И только теперь старая Анна бросается к сыну, замирая, вместе с тем обнимает и придерживает его, а он, горбясь, наклоняется над ней, и пучки морщинок под глазами покачивают радость, боль и движение слезы. Марко губами поднимает выше темный платок и впервые целует материнскую седину. Когда он шел на войну, мать еще была черноволосой. Она обеими руками пригибает его голову к себе, заглядывает в глаза и убеждает самую себя:
— Ей-бо, это ты, Марко, а присядь — ведь это ты, и никто другой. Дитя мое дорогое, кровинка моя выплаканная, — смущенно, радостно, пораженно вглядывается в узковатое, с той непостоянной смуглостью лицо, что зимой становится белым, а летом темнеет, в веселую и решительную правдивость глаз, в добрые и насмешливые губы, во все то, что называется ее сыном. А мелкие слезы осыпаются и осыпаются с ее ресниц и глаз, которые и плачут, и улыбаются. Марко никогда не видел на материнском лице таких крохотных слез, наверно, старость или тяжелые времена измельчили их, как измельчили все на свете.
— Не плачьте, мама.
— Да разве же я плачу? — искренне удивляется она, совсем не замечая, что и сейчас слезы растекаются по ее морщинам. — Я радуюсь, Марко, что это ты… И усы твои, даже за войну не выровнялись. А люди же не поверят…
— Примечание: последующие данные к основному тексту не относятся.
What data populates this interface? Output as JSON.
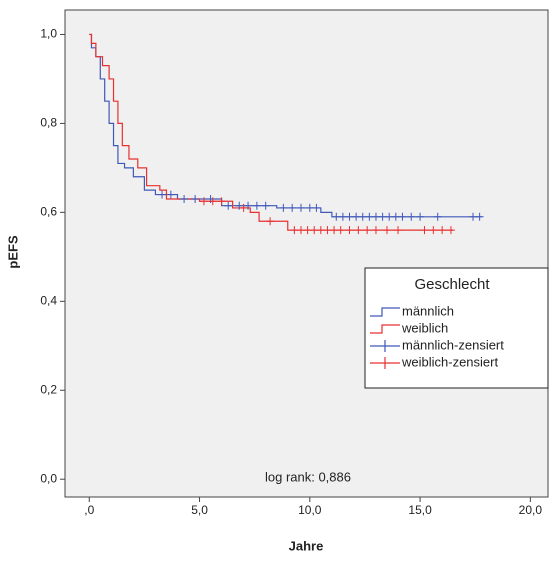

— Что мои усы не выровнялись?
— Нет, что ты вернулся… Как оно только на свете бывает… Вот увидишь — не поверят.
— Ну почему же?
— Они теперь такие стали растерянные, сбитые с толку, что не верят и в закон.
— В закон божий? — сразу веселеет мужчина.
— И в закон божий. Говорят — это хвантазия. Только верят в конец войны, а некоторые — в конец света.
— А вы, мама, и в то, и во другое верите? — засмеялся Марк.
— И даже убиение тебя не изменило… — всплеснула руками старая Анна, сразу же перепугалась того страшного слова, а потом тоже улыбнулась всеми морщинами. — И до сих пор никак не соображу, что ты вернулся. Раздевайся же, дитя. Намерзся, и конечно, голодный.
Переводит взгляд на больную ногу и безмолвно выпытывает ее о том самом, что выпытывали тысячи матерей, боясь спросить об этом у детей.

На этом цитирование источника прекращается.